I do like to travel, and I don’t mind traveling by myself if a) I’m driving; and b) I’m heading to see people I love. For instance, I’m looking forward to going to QuiltCon–I’m looking forward to listening to music and audiobooks in the car, I’m looking forward to stopping off in Greenville, SC, for lunch at a bookstore cafe, and I’m looking forward to being roomies with you in Atlanta! It’s going to be a great four days, and at the end of those four days (one of which I’ll spend with my brother and sister-in-law), I will very much look forward to getting back home, where my room awaits me.


  • Vicki Holloway

    Travel when the kids were home was so so so much more work than it is now. I love traveling but I need a navigation assistant lol I make wrong turns in hotels these days. My husband loves driving and I love roads trips . I will fly but my middle ear sometimes makes it a little woozy.

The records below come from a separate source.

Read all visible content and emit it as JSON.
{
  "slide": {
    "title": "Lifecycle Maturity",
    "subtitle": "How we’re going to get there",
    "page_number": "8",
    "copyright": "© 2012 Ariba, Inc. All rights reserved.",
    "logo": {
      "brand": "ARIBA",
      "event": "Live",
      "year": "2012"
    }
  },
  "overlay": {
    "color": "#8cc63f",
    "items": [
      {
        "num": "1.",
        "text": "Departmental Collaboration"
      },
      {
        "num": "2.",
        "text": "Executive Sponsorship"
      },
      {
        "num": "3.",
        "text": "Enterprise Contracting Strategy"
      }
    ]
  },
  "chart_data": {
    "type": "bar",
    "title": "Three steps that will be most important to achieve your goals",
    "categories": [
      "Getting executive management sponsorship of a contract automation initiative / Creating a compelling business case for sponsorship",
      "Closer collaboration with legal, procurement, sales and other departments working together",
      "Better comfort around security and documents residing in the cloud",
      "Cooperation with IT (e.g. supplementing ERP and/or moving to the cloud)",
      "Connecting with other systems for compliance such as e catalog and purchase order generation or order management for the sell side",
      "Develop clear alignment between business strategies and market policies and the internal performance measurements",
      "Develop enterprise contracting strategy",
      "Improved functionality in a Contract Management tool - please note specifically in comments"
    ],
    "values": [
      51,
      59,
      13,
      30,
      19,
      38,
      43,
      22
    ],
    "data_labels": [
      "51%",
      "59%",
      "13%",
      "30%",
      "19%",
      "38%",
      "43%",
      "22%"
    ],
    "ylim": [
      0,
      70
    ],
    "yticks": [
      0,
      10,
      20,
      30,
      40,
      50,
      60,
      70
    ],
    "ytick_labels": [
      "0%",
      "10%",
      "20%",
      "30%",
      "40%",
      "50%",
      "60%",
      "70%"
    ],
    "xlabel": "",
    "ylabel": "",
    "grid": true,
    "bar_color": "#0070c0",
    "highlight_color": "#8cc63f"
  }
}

I am looking forward to loads of roads trips this summer and seeing some lovely things as well as friends and family. I am not well enough to do quiltcon this year but I may try an overnight at the Aqs show in Michigan. Maybe a class , maybe a hotel . We will see what the summer brings.

  • Robin Leftwich

    I have never gone solo on a trip just for me, at least in the 33 years I’ve been married, it’s a dream to go on a quilt retreat or quilt show, but can’t fathom it. Bur, I have traveled solo several times to go take care of relatives, relatives dogs, etc. I love the travel part. I’m not afraid to fly anymore, and love the freedom of eating whatever I want at the airport them losing myself in reading or watching something or handpiecing on the plane! I have total confidence that my husband and son and the dogs epsilon be here when I return!
    I am so jealous of all of all going to Quiltcon, hanging out, and enjoying yourselves. Please share your experiences with us!

  • Mari

    We stayed at that hotel in Orlando when the boys were little. We paid all this money for Disney and they were happy at the hotel pool! That was a great trip! Lots of good memories. We traveled often with our kids and traveling for work without the husband and kids took a lot of planning.
    We downsized drastically when we became empty-nesters because our goal was to travel. We’ve done a few trips as a couple and I did a girl friends’ trip as well. It IS SO MUCH EASIER now!! I’m trying to encourage my husband to take a guys’ trip so I can have the condo to myself – hehehe!

  • Tracie

    Frances, you described my travel preferences to a T. I enjoy visiting new locations during the day and in the evening I want to be in my own home to decompress from sensory overload. Traveling often feels like I’m drinking from a firehose when I would prefer savoring a few sips. Typically I don’t like planning extended vacations but I love planning day trips to explore the richness of culture in our area. While I’m on a road trip it’s easier to retreat and recharge.

    By the way, my older sister is a librarian and my younger sister sells library software, so your description of ALA conferences was especially amusing. I’m sure you’ve crossed paths over the years!